The row_cds_sequence, while an ugly name, shows the advantage of tyeing the fasta to the Flat object--it allows extracting the genomic sequence from the fasta based on the coordinates in each row. It also highlights a problem with this data structure--what about alternative splicings which are very common? For our lab, we always use the union of all coding sequences so I report the resulting intervals as the 'locs' column. I intend to improve the flexibility of how that is handled in the code, if not the file.

As a side note, the final example in that session shows how you can think of the numpy slicing syntax as a sort of SQL-like selection. so: flat[(flat['seqid'] == '4') & (flat['strand'] == '-')] reads like: "select * from flat where seqid = '4' and strand = '-'", but there's no database, it's all in memory, and the work is all done in C, very quickly. Actually, I think flatfeature and the huge matrix could both classify as NoSQL.

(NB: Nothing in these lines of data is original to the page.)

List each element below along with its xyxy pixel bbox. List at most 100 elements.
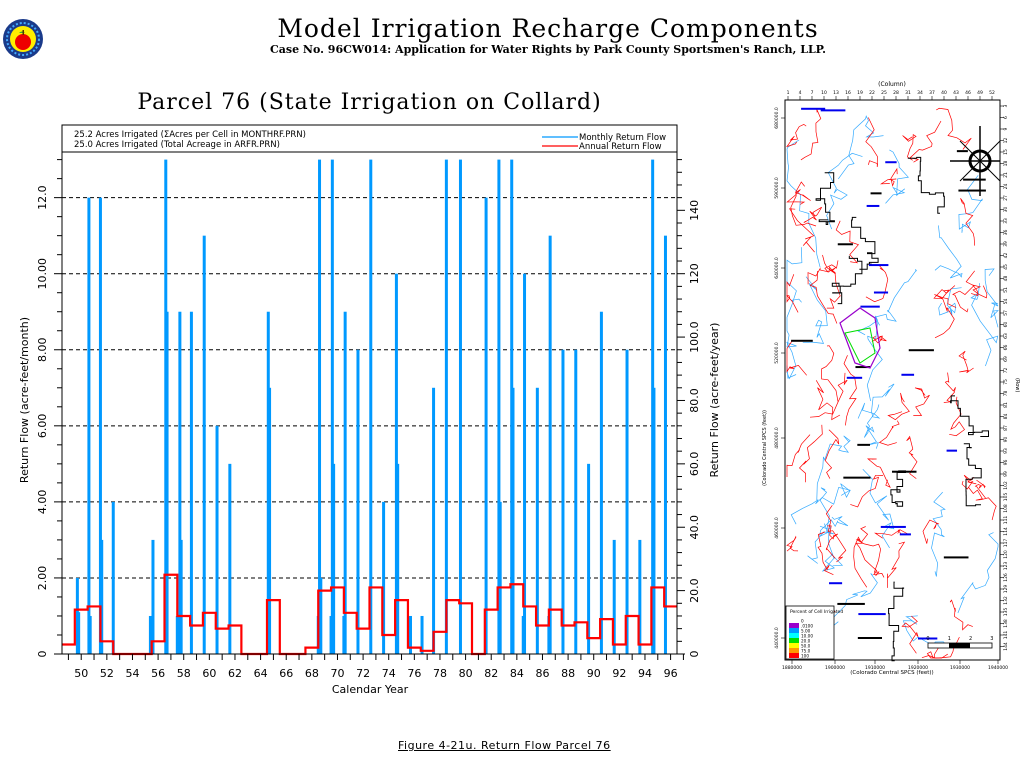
- map-label-marker: [829, 582, 843, 585]
- map-legend-label: 75.0: [801, 649, 811, 654]
- map-row-tick-label: 57: [1003, 310, 1009, 316]
- page-title: Model Irrigation Recharge Components: [277, 14, 819, 43]
- map-left-tick-label: 460000.0: [774, 517, 780, 539]
- apple-seal-logo: [2, 18, 44, 64]
- map-row-tick-label: 60: [1003, 322, 1009, 328]
- map-label-marker: [837, 243, 853, 246]
- x-tick-label: 80: [459, 667, 473, 680]
- monthly-bar: [587, 463, 591, 654]
- x-tick-label: 72: [356, 667, 370, 680]
- map-road: [974, 479, 986, 499]
- map-stream: [857, 383, 895, 419]
- map-road: [922, 519, 940, 544]
- map-row-tick-label: 9: [1003, 127, 1009, 130]
- map-road: [821, 345, 839, 402]
- map-label-marker: [873, 291, 889, 294]
- map-irrigated-area: [844, 327, 876, 364]
- monthly-bar: [432, 387, 436, 654]
- map-road: [786, 340, 807, 376]
- map-row-tick-label: 141: [1003, 631, 1009, 640]
- monthly-bar: [215, 425, 219, 654]
- map-stream: [786, 247, 803, 303]
- x-tick-label: 62: [228, 667, 242, 680]
- map-row-tick-label: 36: [1003, 230, 1009, 236]
- monthly-bar: [511, 387, 515, 654]
- map-row-tick-label: 72: [1003, 368, 1009, 374]
- y-left-tick-label: 8.00: [36, 338, 49, 363]
- monthly-bar: [319, 577, 323, 654]
- map-left-tick-label: 680000.0: [774, 107, 780, 129]
- map-road: [874, 529, 908, 539]
- x-tick-label: 74: [382, 667, 396, 680]
- monthly-bar: [330, 159, 334, 654]
- map-row-tick-label: 6: [1003, 116, 1009, 119]
- map-label-marker: [843, 476, 871, 479]
- map-legend-label: 100: [801, 654, 809, 659]
- monthly-bar: [409, 615, 412, 654]
- map-row-tick-label: 108: [1003, 504, 1009, 513]
- map-row-tick-label: 117: [1003, 539, 1009, 548]
- map-row-tick-label: 105: [1003, 493, 1009, 502]
- map-road: [855, 538, 885, 578]
- map-legend-label: 0: [801, 619, 804, 624]
- map-stream: [802, 276, 828, 344]
- map-parcel-boundary: [963, 443, 982, 507]
- monthly-bar: [98, 197, 102, 655]
- map-label-marker: [870, 192, 882, 195]
- map-road: [855, 538, 881, 577]
- map-bottom-tick-label: 1930000: [950, 665, 970, 671]
- map-road: [809, 372, 848, 418]
- map-road: [798, 424, 823, 483]
- map-bottom-tick-label: 1920000: [908, 665, 928, 671]
- monthly-bar: [535, 387, 539, 654]
- map-legend-swatch: [789, 648, 799, 653]
- map-column-tick-label: 28: [893, 90, 899, 96]
- page-subtitle: Case No. 96CW014: Application for Water …: [270, 43, 826, 56]
- apple-icon: [15, 34, 31, 50]
- map-road: [865, 265, 889, 303]
- y-right-tick-label: 20.0: [688, 578, 701, 603]
- map-bottom-tick-label: 1900000: [825, 665, 845, 671]
- map-row-tick-label: 3: [1003, 104, 1009, 107]
- map-road: [933, 285, 957, 308]
- map-stream: [957, 532, 999, 614]
- figure-caption: Figure 4-21u. Return Flow Parcel 76: [398, 739, 611, 752]
- map-column-tick-label: 25: [881, 90, 887, 96]
- map-road: [835, 220, 860, 264]
- y-right-tick-label: 140: [688, 200, 701, 221]
- map-label-marker: [885, 161, 897, 164]
- map-road: [803, 206, 822, 223]
- return-flow-chart: 25.2 Acres Irrigated (ΣAcres per Cell in…: [18, 124, 721, 696]
- map-row-tick-label: 48: [1003, 276, 1009, 282]
- x-tick-label: 66: [279, 667, 293, 680]
- map-row-tick-label: 66: [1003, 345, 1009, 351]
- monthly-bar: [652, 387, 656, 654]
- monthly-bar: [625, 349, 629, 654]
- map-stream: [938, 287, 962, 316]
- monthly-bar: [458, 159, 462, 654]
- monthly-bar: [599, 311, 603, 654]
- monthly-bar: [638, 539, 642, 654]
- map-parcel-boundary: [907, 156, 945, 214]
- monthly-bar: [318, 159, 322, 654]
- map-legend-swatch: [789, 623, 799, 628]
- map-label-marker: [891, 470, 917, 473]
- map-features: 0 1 2 3: [786, 107, 999, 662]
- map-road: [786, 274, 799, 313]
- x-tick-label: 92: [612, 667, 626, 680]
- x-tick-label: 64: [254, 667, 268, 680]
- map-road: [949, 599, 973, 631]
- monthly-bar: [612, 539, 616, 654]
- plot-frame: [61, 124, 678, 655]
- map-stream: [826, 152, 863, 230]
- map-column-tick-label: 13: [833, 90, 839, 96]
- x-tick-label: 88: [561, 667, 575, 680]
- map-road: [901, 615, 919, 654]
- map-row-tick-label: 126: [1003, 573, 1009, 582]
- map-row-tick-label: 30: [1003, 207, 1009, 213]
- map-row-tick-label: 102: [1003, 481, 1009, 490]
- map-stream: [902, 615, 949, 648]
- map-row-tick-label: 84: [1003, 414, 1009, 420]
- map-scale-label: 2: [969, 636, 972, 642]
- map-label-marker: [956, 150, 968, 153]
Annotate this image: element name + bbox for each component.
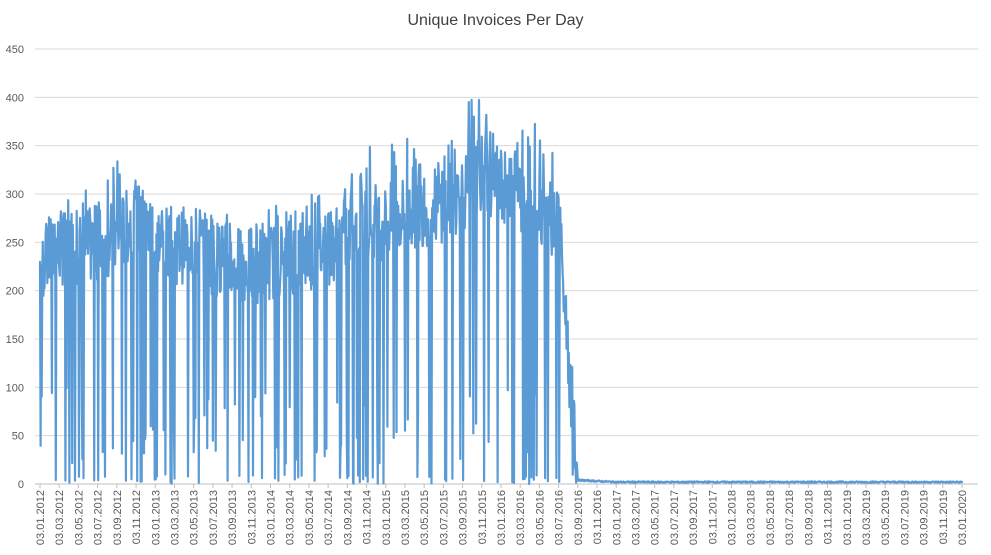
y-tick-label: 150 bbox=[6, 334, 24, 346]
x-tick-label: 03.05.2014 bbox=[304, 490, 316, 545]
x-tick-label: 03.01.2015 bbox=[381, 490, 393, 545]
x-tick-label: 03.03.2017 bbox=[630, 490, 642, 545]
x-tick-label: 03.03.2015 bbox=[400, 490, 412, 545]
x-tick-label: 03.01.2020 bbox=[957, 490, 969, 545]
y-tick-label: 400 bbox=[6, 92, 24, 104]
x-tick-label: 03.05.2015 bbox=[419, 490, 431, 545]
x-tick-label: 03.09.2015 bbox=[458, 490, 470, 545]
x-tick-label: 03.07.2016 bbox=[554, 490, 566, 545]
x-tick-label: 03.09.2016 bbox=[573, 490, 585, 545]
x-tick-label: 03.03.2018 bbox=[746, 490, 758, 545]
x-tick-label: 03.05.2016 bbox=[534, 490, 546, 545]
x-tick-label: 03.07.2013 bbox=[208, 490, 220, 545]
x-tick-label: 03.01.2017 bbox=[611, 490, 623, 545]
x-tick-label: 03.11.2012 bbox=[131, 490, 143, 544]
x-tick-label: 03.11.2019 bbox=[938, 490, 950, 544]
x-tick-label: 03.11.2016 bbox=[592, 490, 604, 544]
x-tick-label: 03.09.2012 bbox=[112, 490, 124, 545]
series-line bbox=[38, 98, 964, 486]
x-tick-label: 03.01.2019 bbox=[842, 490, 854, 545]
y-tick-label: 50 bbox=[12, 431, 24, 443]
x-tick-label: 03.03.2019 bbox=[861, 490, 873, 545]
y-tick-label: 200 bbox=[6, 286, 24, 298]
x-tick-label: 03.09.2018 bbox=[803, 490, 815, 545]
x-tick-label: 03.07.2019 bbox=[899, 490, 911, 545]
x-tick-label: 03.05.2019 bbox=[880, 490, 892, 545]
x-tick-label: 03.07.2017 bbox=[669, 490, 681, 545]
y-tick-label: 350 bbox=[6, 141, 24, 153]
x-tick-label: 03.07.2012 bbox=[93, 490, 105, 545]
x-tick-label: 03.01.2013 bbox=[150, 490, 162, 545]
x-tick-label: 03.03.2014 bbox=[285, 490, 297, 545]
x-tick-label: 03.11.2017 bbox=[707, 490, 719, 544]
x-axis: 03.01.2012 03.03.2012 03.05.2012 03.07.2012… bbox=[35, 484, 969, 545]
x-tick-label: 03.09.2014 bbox=[342, 490, 354, 545]
y-tick-label: 250 bbox=[6, 237, 24, 249]
x-tick-label: 03.07.2014 bbox=[323, 490, 335, 545]
x-tick-label: 03.03.2012 bbox=[54, 490, 66, 545]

The code for flatfeature is on github it includes an example .flat file for arabidopsis thaliana in the data directory. I'll be tinkering with that for some time. As with all my code, any forks, patches, suggestions or ridicule will be welcome (in that order of preference). Finally, to add that for many cases genometools works great, they do a nice job of wrapping GFF for a number of languages including python. But for some things GFF is too much trouble.